Política

Maia questiona crítica do governo à velha política: 'Escolher relator não é toma lá dá cá?'

"Quando [a influência] é na Câmara, não tem problema nenhum. Quando é no governo, é velha política?", disse o presidente da Câmara.

[Maia questiona crítica do governo à velha política: 'Escolher relator não é toma lá dá cá?']
Foto : Luis Macedo / Câmara dos Deputados

Por Juliana Almirante no dia 25 de Abril de 2019 ⋅ 07:40

O presidente da Câmara, Rodrigo Maia (DEM-RJ), declarou, nesta quarta-feira (24), que "ninguém explicou o que é a nova política ainda" e fez críticas à associação que se faz do Parlamento com a "velha política".

"É toma lá dá cá quando o Parlamento olha para o governo, mas não é toma lá dá cá quando o governo quer escolher o relator da reforma da Previdência?", perguntou Maia, em entrevista à Central GloboNews.

Ele rebateu ainda a visão de que, "quando [a influência] é na Câmara, não tem problema nenhum". "Quando é no governo, é velha política?", disse o presidente da Câmara.

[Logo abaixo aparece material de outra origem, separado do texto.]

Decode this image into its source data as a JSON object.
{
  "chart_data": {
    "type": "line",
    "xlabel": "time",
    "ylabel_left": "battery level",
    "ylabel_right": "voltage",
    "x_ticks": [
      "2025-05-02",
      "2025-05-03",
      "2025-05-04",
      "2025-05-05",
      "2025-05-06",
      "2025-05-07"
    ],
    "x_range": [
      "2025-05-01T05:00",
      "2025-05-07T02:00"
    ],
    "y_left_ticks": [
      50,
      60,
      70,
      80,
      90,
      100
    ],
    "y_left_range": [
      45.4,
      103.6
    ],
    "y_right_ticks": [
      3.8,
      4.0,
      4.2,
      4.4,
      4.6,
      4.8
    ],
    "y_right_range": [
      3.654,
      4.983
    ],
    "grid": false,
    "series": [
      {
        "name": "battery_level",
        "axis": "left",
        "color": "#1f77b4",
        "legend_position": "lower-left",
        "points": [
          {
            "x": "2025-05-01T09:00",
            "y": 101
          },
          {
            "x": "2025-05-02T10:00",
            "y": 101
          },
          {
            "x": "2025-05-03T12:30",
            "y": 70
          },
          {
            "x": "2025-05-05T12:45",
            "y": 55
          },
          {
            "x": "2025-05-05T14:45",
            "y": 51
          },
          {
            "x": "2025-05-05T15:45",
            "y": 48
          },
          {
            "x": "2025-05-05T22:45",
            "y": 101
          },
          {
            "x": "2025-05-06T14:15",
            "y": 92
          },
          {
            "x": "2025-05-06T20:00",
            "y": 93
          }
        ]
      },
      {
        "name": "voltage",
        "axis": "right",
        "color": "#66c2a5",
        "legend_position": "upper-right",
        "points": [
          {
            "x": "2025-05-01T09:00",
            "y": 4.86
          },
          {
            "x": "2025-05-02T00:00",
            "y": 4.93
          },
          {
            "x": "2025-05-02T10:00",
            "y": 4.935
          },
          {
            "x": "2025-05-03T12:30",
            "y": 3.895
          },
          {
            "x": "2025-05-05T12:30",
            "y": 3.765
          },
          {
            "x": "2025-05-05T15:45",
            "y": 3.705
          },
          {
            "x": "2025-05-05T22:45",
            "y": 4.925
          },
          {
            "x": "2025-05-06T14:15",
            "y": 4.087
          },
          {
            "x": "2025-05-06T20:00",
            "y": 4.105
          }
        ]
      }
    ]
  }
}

"O governo tem o interesse de influenciar na escolha do relator e é legítimo. E quem tem uma agenda convergente do governo quer governar junto. Não tem nada errado nisso", opinou.

O presidente da Câmara acredita que é necessário"tomar cuidado para não ficar olhando o parlamentar sempre como vilão". "O que é velho e o que é novo? Ninguém me explicou ainda o que é novo. Eu sei o que é certo e o que é errado", definiu. 

Para ele, não se pode criminalizar todo tipo de indicação política no governo: "Não pode transformar a participação de um partido no governo em um crime, que não é".

"Outro dia eu fui no Comando Militar e não tem mais general. Eles estão todos no governo", brincou. "Isso não é velha ou nova política. Eles são quadros de grande qualidade. Agora, por que é que um político não pode ser um quadro de grande qualidade e participar do governo?", perguntou. 

Ele defende que não se pode transformar todo tipo de articulação em crime". "É claro que tem crime, que tem nomeação dolosa, nomeação em troca de favor. Mas essa não pode ser a regra e nem pode ser a preocupação do governo", concluiu.